The house is built of brick and brownstone. It sits in the center of Lenox, just past the Town Hall, and looks out over a wide lawn. Sarah Morgan, the sister of J. P. Morgan, and her husband had it built in 1893 as a summer house, and they named it for strong winds.

And it was vast — 28 rooms, 15 bedrooms 17 fireplaces … It had a three-story great hall and a library, and when it was new it laid claim to a bowling alley and a landscaped garden of 26 acres.

Venfort Hall was built as one of the Berkshire ‘Cottages,’ 75 mansions in Lenox and Stockbridge where the scions of new York and Boston would come in summer and fall to escape the city. Edith Wharton built hers (the Mount) just up the road and wrote many of her best-known novels there.

These wealthy summer people came into what was then a working community of glass factories, paper mills and marble quarries.
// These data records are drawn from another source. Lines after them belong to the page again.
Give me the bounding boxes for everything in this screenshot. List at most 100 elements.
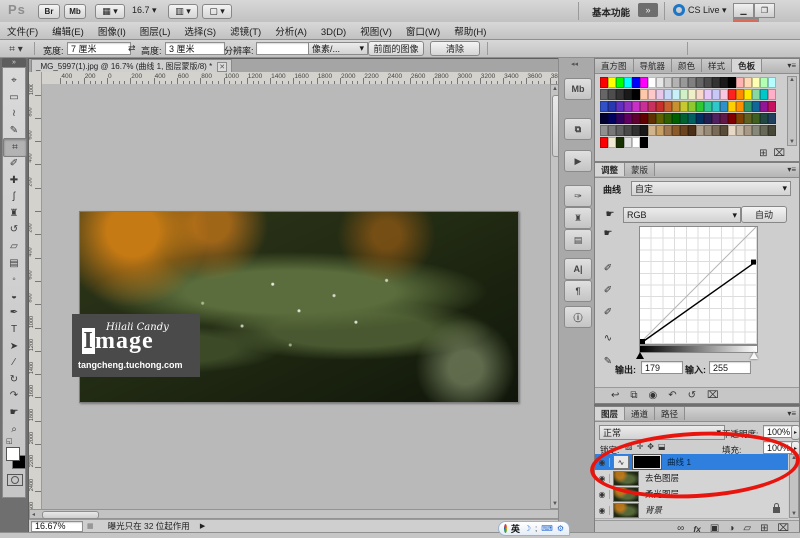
color-swatch[interactable] [680, 77, 688, 88]
color-swatch[interactable] [752, 89, 760, 100]
color-swatch[interactable] [704, 113, 712, 124]
ime-language-toggle[interactable]: 英 [511, 522, 520, 535]
color-swatch[interactable] [752, 125, 760, 136]
tool-presets-panel-icon[interactable]: ♜ [564, 207, 592, 229]
eraser-tool-icon[interactable]: ▱ [3, 238, 25, 255]
pen-tool-icon[interactable]: ✒ [3, 304, 25, 321]
quick-selection-tool-icon[interactable]: ✎ [3, 122, 25, 139]
menu-item-文件[interactable]: 文件(F) [0, 22, 45, 40]
panel-menu-icon[interactable]: ▾≡ [787, 165, 796, 174]
foreground-color-swatch[interactable] [6, 447, 20, 461]
color-swatch[interactable] [672, 125, 680, 136]
close-tab-icon[interactable]: ✕ [217, 61, 228, 72]
color-swatch[interactable] [768, 125, 776, 136]
black-point-eyedropper-icon[interactable]: ✐ [601, 261, 615, 275]
color-swatch[interactable] [688, 101, 696, 112]
layer-mask-thumbnail[interactable] [632, 454, 662, 470]
hand-tool-icon[interactable]: ☛ [3, 404, 25, 421]
scroll-left-icon[interactable]: ◂ [32, 511, 35, 518]
color-swatch[interactable] [744, 101, 752, 112]
clone-stamp-tool-icon[interactable]: ♜ [3, 205, 25, 222]
color-swatch[interactable] [704, 125, 712, 136]
color-swatch[interactable] [736, 113, 744, 124]
curve-edit-icon[interactable]: ∿ [601, 331, 615, 345]
adjustments-tab-蒙版[interactable]: 蒙版 [625, 163, 656, 176]
color-swatch[interactable] [688, 77, 696, 88]
lasso-tool-icon[interactable]: ≀ [3, 105, 25, 122]
targeted-adjustment-icon[interactable]: ☛ [603, 207, 617, 221]
front-image-button[interactable]: 前面的图像 [368, 41, 424, 56]
color-swatch[interactable] [720, 113, 728, 124]
color-swatch[interactable] [728, 89, 736, 100]
lock-pixels-icon[interactable]: ✛ [637, 442, 644, 451]
lock-all-icon[interactable]: ⬓ [658, 442, 666, 451]
layers-tab-通道[interactable]: 通道 [625, 407, 656, 420]
white-point-slider[interactable] [750, 352, 758, 359]
layer-row[interactable]: ◉ ∿ 曲线 1 [595, 454, 788, 471]
color-swatch[interactable] [600, 113, 608, 124]
color-swatch[interactable] [608, 77, 616, 88]
color-swatch[interactable] [600, 77, 608, 88]
color-swatch[interactable] [648, 77, 656, 88]
channel-select[interactable]: RGB ▾ [623, 207, 741, 223]
horizontal-scrollbar[interactable]: ◂ [29, 509, 561, 519]
color-swatch[interactable] [600, 101, 608, 112]
panel-menu-icon[interactable]: ▾≡ [787, 409, 796, 418]
color-swatch[interactable] [728, 125, 736, 136]
new-swatch-icon[interactable]: ⊞ [759, 148, 767, 159]
color-swatch[interactable] [664, 77, 672, 88]
color-swatch[interactable] [752, 101, 760, 112]
swatches-tab-导航器[interactable]: 导航器 [633, 59, 673, 72]
color-swatch[interactable] [656, 77, 664, 88]
color-swatch[interactable] [632, 89, 640, 100]
panel-menu-icon[interactable]: ▾≡ [787, 61, 796, 70]
color-swatch[interactable] [640, 101, 648, 112]
color-swatch[interactable] [768, 113, 776, 124]
color-swatch[interactable] [624, 101, 632, 112]
color-swatch[interactable] [712, 125, 720, 136]
color-swatch[interactable] [600, 125, 608, 136]
layer-row[interactable]: ◉ 去色图层 [595, 470, 788, 487]
resolution-input[interactable] [256, 42, 312, 55]
color-swatch[interactable] [672, 77, 680, 88]
marquee-tool-icon[interactable]: ▭ [3, 89, 25, 106]
color-swatch[interactable] [656, 125, 664, 136]
color-swatch[interactable] [616, 101, 624, 112]
color-swatch[interactable] [608, 89, 616, 100]
color-swatch[interactable] [656, 113, 664, 124]
blur-tool-icon[interactable]: ◦ [3, 271, 25, 288]
color-swatch[interactable] [632, 77, 640, 88]
orbit-3d-tool-icon[interactable]: ↷ [3, 387, 25, 404]
menu-item-图像[interactable]: 图像(I) [91, 22, 133, 40]
layer-visibility-icon[interactable]: ◉ [595, 505, 610, 515]
color-swatch[interactable] [712, 89, 720, 100]
color-swatch[interactable] [696, 101, 704, 112]
color-swatch[interactable] [600, 137, 608, 148]
restore-button[interactable]: ❐ [754, 3, 775, 18]
gray-point-eyedropper-icon[interactable]: ✐ [601, 283, 615, 297]
color-swatch[interactable] [760, 89, 768, 100]
opacity-spinner[interactable]: ▸ [791, 425, 800, 440]
color-swatch[interactable] [712, 77, 720, 88]
color-swatch[interactable] [648, 89, 656, 100]
bridge-button[interactable]: Br [38, 4, 60, 19]
menu-item-分析[interactable]: 分析(A) [268, 22, 314, 40]
layers-tab-图层[interactable]: 图层 [595, 407, 626, 420]
workspace-more-button[interactable]: » [638, 3, 658, 17]
color-swatch[interactable] [688, 125, 696, 136]
layers-scrollbar[interactable]: ▲ ▼ [789, 454, 799, 518]
status-zoom-field[interactable]: 16.67% [31, 520, 83, 532]
ime-toolbar[interactable]: 英 ☽ ; ⌨ ⚙ [498, 521, 570, 536]
color-swatch[interactable] [760, 101, 768, 112]
color-swatch[interactable] [648, 113, 656, 124]
clear-button[interactable]: 清除 [430, 41, 480, 56]
auto-button[interactable]: 自动 [741, 206, 787, 223]
lock-transparency-icon[interactable]: ▨ [625, 442, 633, 451]
color-swatch[interactable] [640, 89, 648, 100]
layer-thumbnail[interactable] [613, 470, 639, 486]
layer-visibility-icon[interactable]: ◉ [595, 473, 610, 483]
color-swatch[interactable] [720, 125, 728, 136]
color-swatch[interactable] [616, 125, 624, 136]
blend-mode-select[interactable]: 正常 ▾ [599, 425, 725, 440]
color-swatch[interactable] [624, 113, 632, 124]
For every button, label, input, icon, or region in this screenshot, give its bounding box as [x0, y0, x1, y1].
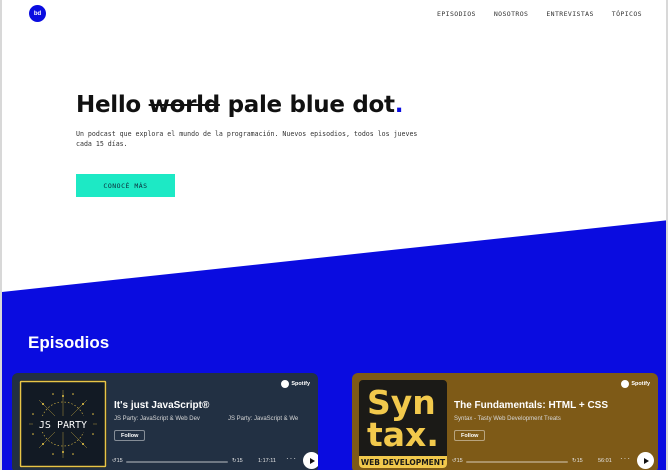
hero-title-start: Hello [76, 92, 149, 118]
episode-title[interactable]: It's just JavaScript® [114, 400, 209, 411]
js-party-art-text: JS PARTY [39, 420, 87, 431]
episode-time: 56:01 [598, 458, 612, 464]
episode-show-name-marquee: JS Party: JavaScript & We [228, 416, 299, 422]
episode-show-name: Syntax - Tasty Web Development Treats [454, 416, 561, 422]
play-button[interactable] [637, 452, 654, 469]
logo[interactable]: bd [29, 5, 46, 22]
page-frame: bd EPISODIOS NOSOTROS ENTREVISTAS TÓPICO… [0, 0, 668, 470]
nav-item-nosotros[interactable]: NOSOTROS [494, 10, 529, 18]
episode-show-name: JS Party: JavaScript & Web Dev [114, 416, 200, 422]
js-party-artwork: JS PARTY [19, 380, 107, 468]
hero-subtitle: Un podcast que explora el mundo de la pr… [76, 130, 418, 148]
spotify-label: Spotify [291, 381, 310, 387]
follow-button[interactable]: Follow [114, 430, 146, 441]
play-button[interactable] [303, 452, 318, 469]
skip-forward-icon[interactable]: ↻15 [232, 458, 243, 464]
episodes-section-title: Episodios [28, 333, 110, 352]
episode-title[interactable]: The Fundamentals: HTML + CSS [454, 400, 608, 411]
more-options-icon[interactable]: ··· [286, 454, 297, 463]
more-options-icon[interactable]: ··· [620, 454, 631, 463]
nav-item-episodios[interactable]: EPISODIOS [437, 10, 476, 18]
spotify-icon [281, 380, 290, 388]
player-controls: ↺15 ↻15 1:17:11 ··· [112, 452, 318, 469]
nav-item-entrevistas[interactable]: ENTREVISTAS [546, 10, 593, 18]
episode-time: 1:17:11 [258, 458, 276, 464]
episode-card-syntax: Syn tax. WEB DEVELOPMENT Spotify The Fun… [352, 373, 658, 470]
spotify-badge[interactable]: Spotify [281, 380, 310, 388]
progress-bar[interactable] [126, 461, 228, 463]
logo-text: bd [33, 10, 42, 17]
progress-bar[interactable] [466, 461, 568, 463]
skip-back-label: 15 [456, 458, 463, 464]
spotify-label: Spotify [631, 381, 650, 387]
episode-card-js-party: JS PARTY Spotify It's just JavaScript® J… [12, 373, 318, 470]
skip-back-icon[interactable]: ↺15 [112, 458, 123, 464]
follow-button[interactable]: Follow [454, 430, 486, 441]
js-party-cover-art: JS PARTY [19, 380, 107, 468]
player-controls: ↺15 ↻15 56:01 ··· [452, 452, 654, 469]
nav-item-topicos[interactable]: TÓPICOS [612, 10, 642, 18]
syntax-cover-art: Syn tax. WEB DEVELOPMENT [359, 380, 447, 468]
hero-title-end: pale blue dot [219, 92, 395, 118]
syntax-artwork: Syn tax. WEB DEVELOPMENT [359, 380, 447, 468]
main-nav: EPISODIOS NOSOTROS ENTREVISTAS TÓPICOS [437, 10, 642, 18]
hero-title: Hello world pale blue dot. [76, 92, 404, 118]
spotify-icon [621, 380, 630, 388]
syntax-art-text-2: tax. [367, 415, 439, 454]
skip-forward-label: 15 [576, 458, 583, 464]
skip-back-label: 15 [116, 458, 123, 464]
skip-forward-label: 15 [236, 458, 243, 464]
spotify-badge[interactable]: Spotify [621, 380, 650, 388]
skip-back-icon[interactable]: ↺15 [452, 458, 463, 464]
hero-title-dot: . [394, 92, 404, 118]
hero-title-strikethrough: world [148, 92, 221, 118]
syntax-art-caption: WEB DEVELOPMENT [361, 458, 446, 467]
conoce-mas-button[interactable]: CONOCÉ MÁS [76, 174, 175, 197]
skip-forward-icon[interactable]: ↻15 [572, 458, 583, 464]
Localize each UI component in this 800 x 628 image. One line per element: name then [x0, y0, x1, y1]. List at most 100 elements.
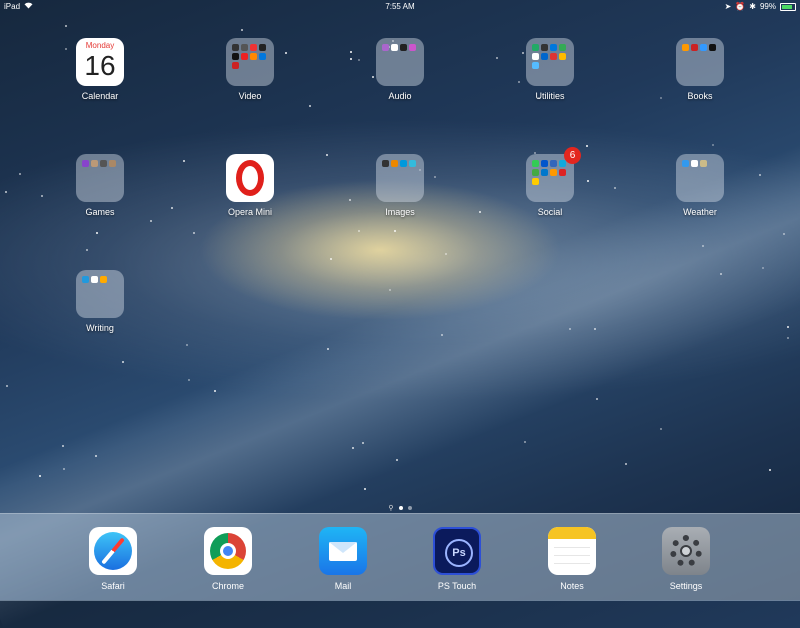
folder-label: Social — [537, 207, 563, 217]
calendar-day-name: Monday — [85, 41, 115, 50]
folder-icon — [226, 38, 274, 86]
safari-icon — [89, 527, 137, 575]
calendar-icon: Monday 16 — [76, 38, 124, 86]
battery-icon — [780, 2, 796, 11]
opera-icon — [226, 154, 274, 202]
folder-weather[interactable]: Weather — [655, 154, 745, 217]
star — [352, 447, 354, 449]
star — [62, 445, 64, 447]
star — [596, 398, 598, 400]
star — [6, 385, 8, 387]
dock-item-chrome[interactable]: Chrome — [188, 527, 268, 591]
folder-icon — [676, 38, 724, 86]
star — [362, 442, 364, 444]
notes-icon — [548, 527, 596, 575]
star — [720, 273, 722, 275]
dock-label: Notes — [560, 581, 584, 591]
status-bar: iPad 7:55 AM ➤ ⏰ ✱ 99% — [0, 0, 800, 13]
chrome-icon — [204, 527, 252, 575]
star — [309, 105, 311, 107]
folder-writing[interactable]: Writing — [55, 270, 145, 333]
star — [330, 258, 332, 260]
calendar-day-number: 16 — [84, 50, 116, 81]
folder-books[interactable]: Books — [655, 38, 745, 101]
folder-label: Utilities — [535, 91, 565, 101]
star — [193, 232, 195, 234]
folder-images[interactable]: Images — [355, 154, 445, 217]
dock-item-mail[interactable]: Mail — [303, 527, 383, 591]
star — [660, 428, 662, 430]
dock-label: Settings — [669, 581, 703, 591]
folder-games[interactable]: Games — [55, 154, 145, 217]
ps-glyph: Ps — [445, 539, 473, 567]
star — [787, 326, 789, 328]
star — [787, 337, 789, 339]
star — [5, 191, 7, 193]
star — [396, 459, 398, 461]
star — [759, 174, 761, 176]
folder-icon — [376, 38, 424, 86]
folder-label: Weather — [683, 207, 717, 217]
folder-label: Games — [85, 207, 115, 217]
folder-label: Images — [385, 207, 415, 217]
star — [712, 144, 714, 146]
folder-label: Writing — [86, 323, 114, 333]
folder-icon — [376, 154, 424, 202]
dock-label: PS Touch — [437, 581, 477, 591]
dock-item-ps-touch[interactable]: Ps PS Touch — [417, 527, 497, 591]
folder-utilities[interactable]: Utilities — [505, 38, 595, 101]
notification-badge: 6 — [564, 147, 581, 164]
star — [445, 253, 447, 255]
star — [769, 469, 771, 471]
dock-label: Mail — [334, 581, 352, 591]
star — [349, 199, 351, 201]
page-indicator[interactable]: ⚲ — [0, 504, 800, 512]
star — [186, 344, 188, 346]
star — [241, 29, 243, 31]
dock-label: Safari — [101, 581, 125, 591]
dock-label: Chrome — [211, 581, 244, 591]
page-dot — [407, 506, 412, 510]
star — [614, 187, 616, 189]
star — [188, 379, 190, 381]
settings-icon — [662, 527, 710, 575]
folder-icon — [676, 154, 724, 202]
folder-social[interactable]: 6 Social — [505, 147, 595, 217]
star — [524, 441, 526, 443]
folder-audio[interactable]: Audio — [355, 38, 445, 101]
star — [214, 390, 216, 392]
star — [479, 211, 481, 213]
folder-icon: 6 — [526, 147, 581, 202]
folder-video[interactable]: Video — [205, 38, 295, 101]
star — [625, 463, 627, 465]
star — [326, 154, 328, 156]
star — [86, 249, 88, 251]
star — [41, 195, 43, 197]
star — [569, 328, 571, 330]
page-dot — [398, 506, 403, 510]
star — [150, 220, 152, 222]
folder-label: Audio — [388, 91, 412, 101]
star — [594, 328, 596, 330]
dock: Safari Chrome Mail Ps PS Touch Notes Set… — [0, 513, 800, 601]
star — [327, 348, 329, 350]
dock-item-safari[interactable]: Safari — [73, 527, 153, 591]
mail-icon — [319, 527, 367, 575]
star — [762, 267, 764, 269]
dock-item-settings[interactable]: Settings — [646, 527, 726, 591]
star — [171, 207, 173, 209]
folder-label: Video — [238, 91, 262, 101]
status-time: 7:55 AM — [385, 2, 415, 11]
star — [122, 361, 124, 363]
app-calendar[interactable]: Monday 16 Calendar — [55, 38, 145, 101]
star — [702, 245, 704, 247]
star — [586, 145, 588, 147]
app-label: Opera Mini — [227, 207, 272, 217]
star — [19, 173, 21, 175]
app-opera-mini[interactable]: Opera Mini — [205, 154, 295, 217]
app-label: Calendar — [81, 91, 119, 101]
ps-touch-icon: Ps — [433, 527, 481, 575]
spotlight-search-icon: ⚲ — [388, 505, 394, 512]
folder-icon — [76, 270, 124, 318]
dock-item-notes[interactable]: Notes — [532, 527, 612, 591]
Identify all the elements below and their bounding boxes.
Locals also often worked seasonally in the big houses as gardeners and cooks, maids and grooms.

Today, Ventfort Hall has been restored in detail and holds the Museum of the Gilded Age — America in the 1870s to 1900. Mark Twain and his neighbor, Charles Dudley Warner, invented that name for the years after the Civil War. It was an era of millionaires and railroads, industrialization and immigration.

The house is listed on the National Register of Historic Places, and in the mid-1990s, a local preservation group formed to save and restore it. Today they hold tours and events year-round.